On appeal, plaintiffs assert that genuine issues of material fact exist as to whether Mr. Masters was in the course and scope of his employment with Walker Volkswagen at the time of the accident. Namely, plaintiffs assert that Mr. Masters was performing a test drive of his personal vehicle that he repaired, maintained, and stored at Walker Volkswagen. Therefore,
In the instant matter, Mr. Masters testified that on the date of the accident, he went to the bank on his lunch break. Generally, going to and from lunch ordinarily is not a function in which an employee is "employed," for respondeat superior purposes. McGee v. State Farm Mut. Auto. Ins. Co., 428 So.2d 1287, 1289 (La. App. 3rd Cir.1983); Laird v. Travelers Indem. Co., 236 So.2d 561, 565 (La.App. 4th Cir.1970). Further, Mr. Masters clearly testified that he was not working on his own vehicle, but a Walker Volkswagen customer vehicle, prior to going to the bank. Moreover, he unequivocally testified that he clocked off the customer ticket and did not clock back in on his or on any other ticket prior to running his personal errand. Mr. Masters had to clock in on his own ticket for Walker Volkswagen to be obligated to pay him for the test drive of his personal vehicle. Plaintiffs offered no such evidence at the summary judgment hearing.
Once a motion for summary judgment has been properly supported by the moving party, the failure of the nonmoving party to produce evidence of a material factual dispute mandates the granting of the motion. Mr. Masters' deposition testimony clearly reflects that although he was a party to a motor vehicle accident during working hours, Mr. Masters was conducting a personal errand in his personal vehicle on his personal time. Mr. Masters testified that he was off the clock at the time of the accident, and was therefore not compensated by Walker Volkswagen. Further, neither his errand to the bank nor the "test drive" of his personal vehicle was at the request of or served any benefit to Walker Volkswagen.

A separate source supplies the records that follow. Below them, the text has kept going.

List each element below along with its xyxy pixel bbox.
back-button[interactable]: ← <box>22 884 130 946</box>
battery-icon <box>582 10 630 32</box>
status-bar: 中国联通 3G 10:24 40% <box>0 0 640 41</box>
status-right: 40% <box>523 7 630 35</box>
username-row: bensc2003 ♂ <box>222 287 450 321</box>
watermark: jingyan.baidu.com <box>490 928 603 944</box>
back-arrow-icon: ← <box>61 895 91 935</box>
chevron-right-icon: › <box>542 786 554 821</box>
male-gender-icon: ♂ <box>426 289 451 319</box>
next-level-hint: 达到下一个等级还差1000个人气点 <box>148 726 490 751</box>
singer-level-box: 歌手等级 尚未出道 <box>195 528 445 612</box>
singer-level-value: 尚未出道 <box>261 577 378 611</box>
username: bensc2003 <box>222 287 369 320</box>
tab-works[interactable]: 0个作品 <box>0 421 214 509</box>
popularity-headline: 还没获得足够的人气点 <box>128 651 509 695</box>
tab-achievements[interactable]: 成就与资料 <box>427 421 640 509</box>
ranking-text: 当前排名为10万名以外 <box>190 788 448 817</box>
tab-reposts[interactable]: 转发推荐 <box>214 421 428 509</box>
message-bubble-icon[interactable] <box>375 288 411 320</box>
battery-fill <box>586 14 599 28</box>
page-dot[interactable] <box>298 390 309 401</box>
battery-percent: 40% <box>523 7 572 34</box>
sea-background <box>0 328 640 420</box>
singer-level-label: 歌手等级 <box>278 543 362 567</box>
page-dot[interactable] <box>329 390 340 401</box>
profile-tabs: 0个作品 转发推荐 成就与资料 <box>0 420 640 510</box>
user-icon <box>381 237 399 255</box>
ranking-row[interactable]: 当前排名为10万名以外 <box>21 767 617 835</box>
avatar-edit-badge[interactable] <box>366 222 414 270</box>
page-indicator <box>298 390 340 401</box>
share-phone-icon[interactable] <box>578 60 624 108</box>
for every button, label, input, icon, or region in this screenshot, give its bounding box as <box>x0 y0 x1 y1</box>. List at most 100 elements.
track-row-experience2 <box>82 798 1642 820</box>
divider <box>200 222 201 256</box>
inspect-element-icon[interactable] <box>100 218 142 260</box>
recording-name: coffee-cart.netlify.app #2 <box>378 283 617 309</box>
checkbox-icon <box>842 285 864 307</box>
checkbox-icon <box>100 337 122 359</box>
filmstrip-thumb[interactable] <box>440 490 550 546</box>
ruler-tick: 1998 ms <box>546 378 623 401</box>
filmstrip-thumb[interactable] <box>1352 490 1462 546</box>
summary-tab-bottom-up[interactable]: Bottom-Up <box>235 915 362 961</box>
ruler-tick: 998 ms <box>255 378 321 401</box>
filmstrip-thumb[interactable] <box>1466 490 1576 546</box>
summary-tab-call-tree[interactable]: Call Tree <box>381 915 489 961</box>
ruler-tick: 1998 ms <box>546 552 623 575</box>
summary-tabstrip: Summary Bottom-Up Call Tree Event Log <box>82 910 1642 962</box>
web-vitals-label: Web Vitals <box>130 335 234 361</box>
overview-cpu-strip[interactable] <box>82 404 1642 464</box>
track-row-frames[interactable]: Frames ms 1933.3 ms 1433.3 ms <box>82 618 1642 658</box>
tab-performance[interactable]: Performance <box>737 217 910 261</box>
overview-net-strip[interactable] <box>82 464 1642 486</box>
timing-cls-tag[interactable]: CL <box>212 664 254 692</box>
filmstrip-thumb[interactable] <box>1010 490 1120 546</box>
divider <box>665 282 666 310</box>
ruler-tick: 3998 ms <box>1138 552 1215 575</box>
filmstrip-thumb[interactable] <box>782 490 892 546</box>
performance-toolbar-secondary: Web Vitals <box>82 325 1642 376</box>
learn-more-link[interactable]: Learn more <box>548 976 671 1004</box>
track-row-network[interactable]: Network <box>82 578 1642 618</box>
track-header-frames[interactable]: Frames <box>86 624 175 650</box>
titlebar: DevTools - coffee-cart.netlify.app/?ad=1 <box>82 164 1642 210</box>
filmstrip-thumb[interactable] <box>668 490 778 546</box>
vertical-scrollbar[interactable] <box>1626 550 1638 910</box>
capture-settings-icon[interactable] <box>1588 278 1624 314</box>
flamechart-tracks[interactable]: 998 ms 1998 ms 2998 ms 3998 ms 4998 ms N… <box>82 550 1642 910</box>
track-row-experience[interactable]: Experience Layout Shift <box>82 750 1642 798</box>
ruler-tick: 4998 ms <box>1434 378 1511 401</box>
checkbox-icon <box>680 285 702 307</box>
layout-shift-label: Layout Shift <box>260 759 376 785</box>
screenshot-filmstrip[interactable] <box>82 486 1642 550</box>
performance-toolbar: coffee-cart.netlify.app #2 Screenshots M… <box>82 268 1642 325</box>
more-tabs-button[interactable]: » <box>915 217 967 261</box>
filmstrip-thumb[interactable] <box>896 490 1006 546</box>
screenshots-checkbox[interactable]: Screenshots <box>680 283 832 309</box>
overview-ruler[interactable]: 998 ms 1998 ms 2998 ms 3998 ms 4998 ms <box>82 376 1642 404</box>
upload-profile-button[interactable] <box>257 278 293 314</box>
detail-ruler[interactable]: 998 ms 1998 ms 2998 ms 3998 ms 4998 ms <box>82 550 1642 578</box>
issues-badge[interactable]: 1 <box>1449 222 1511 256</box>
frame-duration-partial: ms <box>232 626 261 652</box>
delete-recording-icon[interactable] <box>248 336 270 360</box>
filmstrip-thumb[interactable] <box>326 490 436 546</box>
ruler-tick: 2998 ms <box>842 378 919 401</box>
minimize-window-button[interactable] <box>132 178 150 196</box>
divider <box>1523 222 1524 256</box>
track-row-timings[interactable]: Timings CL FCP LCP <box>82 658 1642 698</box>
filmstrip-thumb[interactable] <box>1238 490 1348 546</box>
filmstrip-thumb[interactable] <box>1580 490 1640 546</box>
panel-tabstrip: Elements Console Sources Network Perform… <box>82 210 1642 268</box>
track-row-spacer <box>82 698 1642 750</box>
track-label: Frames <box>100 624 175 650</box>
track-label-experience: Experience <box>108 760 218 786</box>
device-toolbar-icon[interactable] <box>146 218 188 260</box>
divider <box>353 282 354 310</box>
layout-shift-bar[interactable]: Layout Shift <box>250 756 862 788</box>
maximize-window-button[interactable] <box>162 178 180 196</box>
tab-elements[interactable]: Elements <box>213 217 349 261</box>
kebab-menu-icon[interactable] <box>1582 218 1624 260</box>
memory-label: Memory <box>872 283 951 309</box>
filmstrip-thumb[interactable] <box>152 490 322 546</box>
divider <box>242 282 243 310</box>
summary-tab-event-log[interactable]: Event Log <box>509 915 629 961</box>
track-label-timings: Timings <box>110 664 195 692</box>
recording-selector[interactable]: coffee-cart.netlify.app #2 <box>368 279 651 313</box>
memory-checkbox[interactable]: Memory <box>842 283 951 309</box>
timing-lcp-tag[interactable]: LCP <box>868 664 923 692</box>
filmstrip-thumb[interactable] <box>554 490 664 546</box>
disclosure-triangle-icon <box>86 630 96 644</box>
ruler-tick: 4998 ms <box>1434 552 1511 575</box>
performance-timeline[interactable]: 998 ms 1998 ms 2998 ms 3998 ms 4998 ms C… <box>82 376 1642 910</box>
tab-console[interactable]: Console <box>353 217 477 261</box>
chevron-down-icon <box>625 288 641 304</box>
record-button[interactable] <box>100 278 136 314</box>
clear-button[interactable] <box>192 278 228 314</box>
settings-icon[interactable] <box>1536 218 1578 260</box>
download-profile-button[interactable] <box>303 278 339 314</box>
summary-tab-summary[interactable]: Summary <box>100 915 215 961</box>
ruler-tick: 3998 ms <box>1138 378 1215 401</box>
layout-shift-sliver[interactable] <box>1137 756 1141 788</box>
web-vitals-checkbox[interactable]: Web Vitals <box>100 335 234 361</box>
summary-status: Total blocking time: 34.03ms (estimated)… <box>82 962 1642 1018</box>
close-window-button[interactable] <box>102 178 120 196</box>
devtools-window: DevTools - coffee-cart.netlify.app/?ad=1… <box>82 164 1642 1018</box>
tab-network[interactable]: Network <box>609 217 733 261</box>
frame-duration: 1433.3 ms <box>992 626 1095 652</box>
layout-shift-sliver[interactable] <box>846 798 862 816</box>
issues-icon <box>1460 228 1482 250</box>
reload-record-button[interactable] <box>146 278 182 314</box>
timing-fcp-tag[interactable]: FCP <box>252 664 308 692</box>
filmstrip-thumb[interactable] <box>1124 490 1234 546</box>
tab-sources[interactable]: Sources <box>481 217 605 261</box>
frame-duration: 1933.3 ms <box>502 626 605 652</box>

As plaintiffs failed to offer any evidence to the contrary, on de novo review, we find that Mr. Masters was not in the course and scope of his employment at the time of the accident. Therefore, Walker Volkswagen and its insurer, Wausau Underwriters, are not liable for the alleged negligent acts of Mr. Masters.
Accordingly, the judgment of the trial court granting summary judgment in favor of defendants, Walker Volkswagen, Inc. and Wausau Underwriters Insurance Company d/b/a Liberty Mutual Insurance Company, is affirmed.